First, a block from density of angular order l_1=1 was combined with a block of order l_2=2. Angular momenta coupling rules state that non-zero combinations can only be created for output blocks with order | l_1 - l_2 | <= k_2 <= | l_1 + l_2 |, corresponding to [1, 2, 3]. In this case, a block of order k_2=1 was created.

Next, this intermediate block of order k_2=1 was then combined with a block from the original density of order l_3=2. This can again create combinations [1, 2, 3], and in this case has been combined to create the output angular order o3_lambda=3.

As before, we can move these symmetry keys to properties and inspect the metadata and the total size of the features.

bispectrum = bispectrum.keys_to_properties(["l_1", "l_2", "k_2", "l_3"])

print("first block:", bispectrum[0])
first block: TensorBlock
    samples (420): ['system', 'atom']
    components (1): ['o3_mu']
    properties (8640): ['l_1', 'l_2', 'k_2', 'l_3', 'neighbor_1_type', 'n_1', 'neighbor_2_type', 'n_2', 'neighbor_3_type', 'n_3']
    gradients: None
print(
    "total number of features:",
    np.sum([len(block.properties) for block in bispectrum]),
)
total number of features: 428544

Instead of computing the full CG product, a threshold can be defined to limit the maximum angular order of blocks computed at each step in the iterative CG coupling steps.

This is controlled by the angular_cutoff parameter, and allows us to initialize the calculator with a lower max_angular.

Note that any truncation of the angular channels away from the maximal allowed by angular momenta coupling rules results in some loss of information.

Let’s truncate to an angular cutoff of 3:

angular_cutoff = 3
density_correlations = DensityCorrelations(
    n_correlations=2,
    max_angular=angular_cutoff,
)
bispectrum_truncated = density_correlations.compute(
    density, angular_cutoff=angular_cutoff
)

# Move the "l_" and "k_" keys to properties
bispectrum_truncated = bispectrum_truncated.keys_to_properties(
    ["l_1", "l_2", "k_2", "l_3"]
)

print("truncated bispectrum:", bispectrum_truncated.keys)
truncated bispectrum: Labels(
    o3_lambda  o3_sigma  center_type
        0         1           1
        1         1           1
                  ...
        3         -1          8
        0         -1          8
)
print("first block:", bispectrum_truncated[0])
first block: TensorBlock
    samples (420): ['system', 'atom']
    components (1): ['o3_mu']
    properties (8640): ['l_1', 'l_2', 'k_2', 'l_3', 'neighbor_1_type', 'n_1', 'neighbor_2_type', 'n_2', 'neighbor_3_type', 'n_3']
    gradients: None
print(
    "total number of features:",
    np.sum([len(block.properties) for block in bispectrum_truncated]),
)
total number of features: 338688

To compute a descriptor that matches the symmetry of a given target property, the selected_keys argument can be passed to the compute method.
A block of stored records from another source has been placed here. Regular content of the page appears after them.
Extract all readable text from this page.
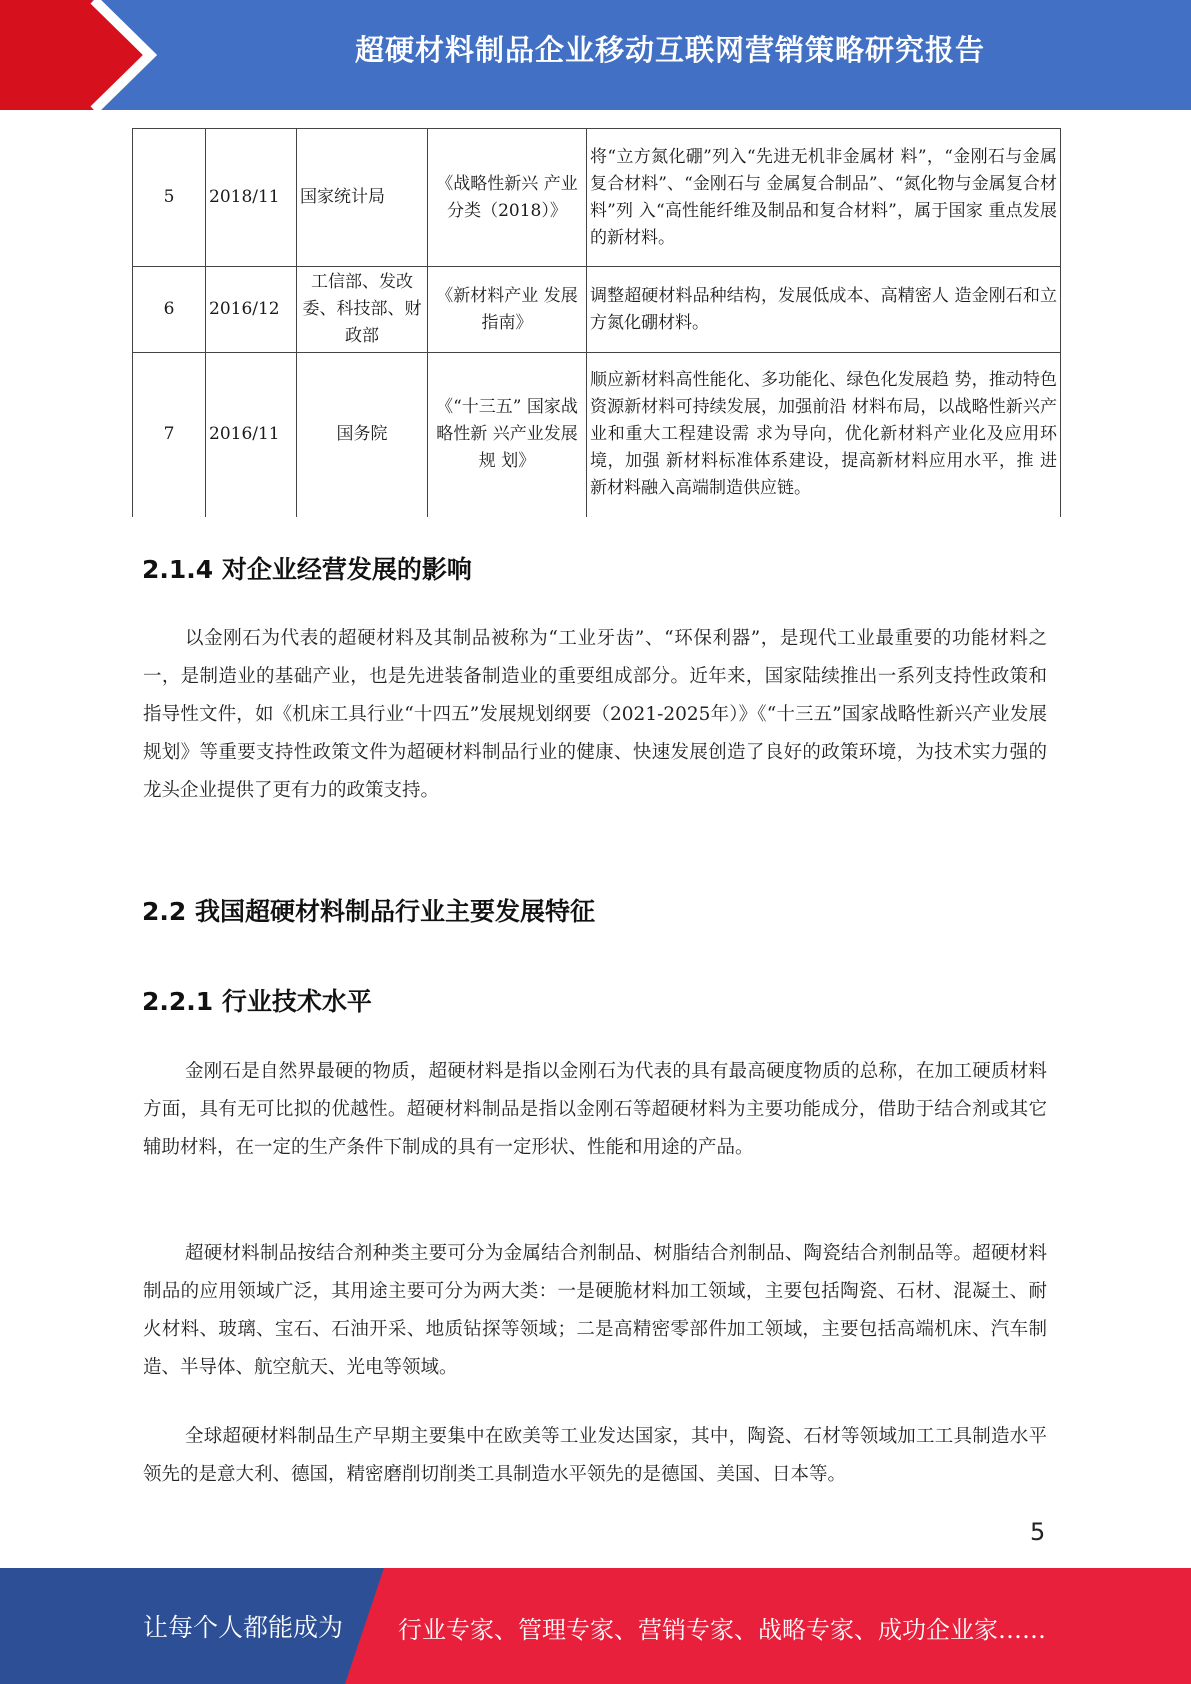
超硬材料制品企业移动互联网营销策略研究报告
5	2018/11	国家统计局	《战略性新兴 产业分类（2018）》	将“立方氮化硼”列入“先进无机非金属材 料”，“金刚石与金属复合材料”、“金刚石与 金属复合制品”、“氮化物与金属复合材料”列 入“高性能纤维及制品和复合材料”，属于国家 重点发展的新材料。
6	2016/12	工信部、发改委、科技部、财政部	《新材料产业 发展指南》	调整超硬材料品种结构，发展低成本、高精密人 造金刚石和立方氮化硼材料。
7	2016/11	国务院	《“十三五” 国家战略性新 兴产业发展规 划》	顺应新材料高性能化、多功能化、绿色化发展趋 势，推动特色资源新材料可持续发展，加强前沿 材料布局，以战略性新兴产业和重大工程建设需 求为导向，优化新材料产业化及应用环境，加强 新材料标准体系建设，提高新材料应用水平，推 进新材料融入高端制造供应链。
2.1.4 对企业经营发展的影响

以金刚石为代表的超硬材料及其制品被称为“工业牙齿”、“环保利器”，是现代工业最重要的功能材料之一，是制造业的基础产业，也是先进装备制造业的重要组成部分。近年来，国家陆续推出一系列支持性政策和指导性文件，如《机床工具行业“十四五”发展规划纲要（2021-2025年）》《“十三五”国家战略性新兴产业发展规划》等重要支持性政策文件为超硬材料制品行业的健康、快速发展创造了良好的政策环境，为技术实力强的龙头企业提供了更有力的政策支持。

2.2 我国超硬材料制品行业主要发展特征
2.2.1 行业技术水平

金刚石是自然界最硬的物质，超硬材料是指以金刚石为代表的具有最高硬度物质的总称，在加工硬质材料方面，具有无可比拟的优越性。超硬材料制品是指以金刚石等超硬材料为主要功能成分，借助于结合剂或其它辅助材料，在一定的生产条件下制成的具有一定形状、性能和用途的产品。

超硬材料制品按结合剂种类主要可分为金属结合剂制品、树脂结合剂制品、陶瓷结合剂制品等。超硬材料制品的应用领域广泛，其用途主要可分为两大类：一是硬脆材料加工领域，主要包括陶瓷、石材、混凝土、耐火材料、玻璃、宝石、石油开采、地质钻探等领域；二是高精密零部件加工领域，主要包括高端机床、汽车制造、半导体、航空航天、光电等领域。

全球超硬材料制品生产早期主要集中在欧美等工业发达国家，其中，陶瓷、石材等领域加工工具制造水平领先的是意大利、德国，精密磨削切削类工具制造水平领先的是德国、美国、日本等。

5
让每个人都能成为 行业专家、管理专家、营销专家、战略专家、成功企业家……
This was also seen in the previous tutorial on computing lambda-SOAP.

Following this example, to compute the truncated bispectrum for a polarizability tensor:

bispectrum_truncated_key_select = density_correlations.compute(
    density,
    angular_cutoff=angular_cutoff,
    selected_keys=mts.Labels(
        ["o3_lambda", "o3_sigma"],
        np.array([[0, 1], [2, 1]]),
    ),
)

# Move the "l_" and "k_" keys to properties
bispectrum_truncated_key_select = bispectrum_truncated_key_select.keys_to_properties(
    ["l_1", "l_2", "k_2", "l_3"]
)

print("truncated bispectrum with selected keys:", bispectrum_truncated_key_select.keys)
truncated bispectrum with selected keys: Labels(
    o3_lambda  o3_sigma  center_type
        0         1           1
        2         1           1
                  ...
        0         1           8
        2         1           8
)
print(
    "total number of features:",
    np.sum([len(block.properties) for block in bispectrum_truncated_key_select]),
)
total number of features: 103680

Conclusion

DensityCorrelations can be used to build equivariants of arbitrary body order from a spherical expansion of decorated atomic point cloud data.

A key limitation of this approach is an exploding feature size. To reduce the number of output blocks, the angular_cutoff parameter can be used.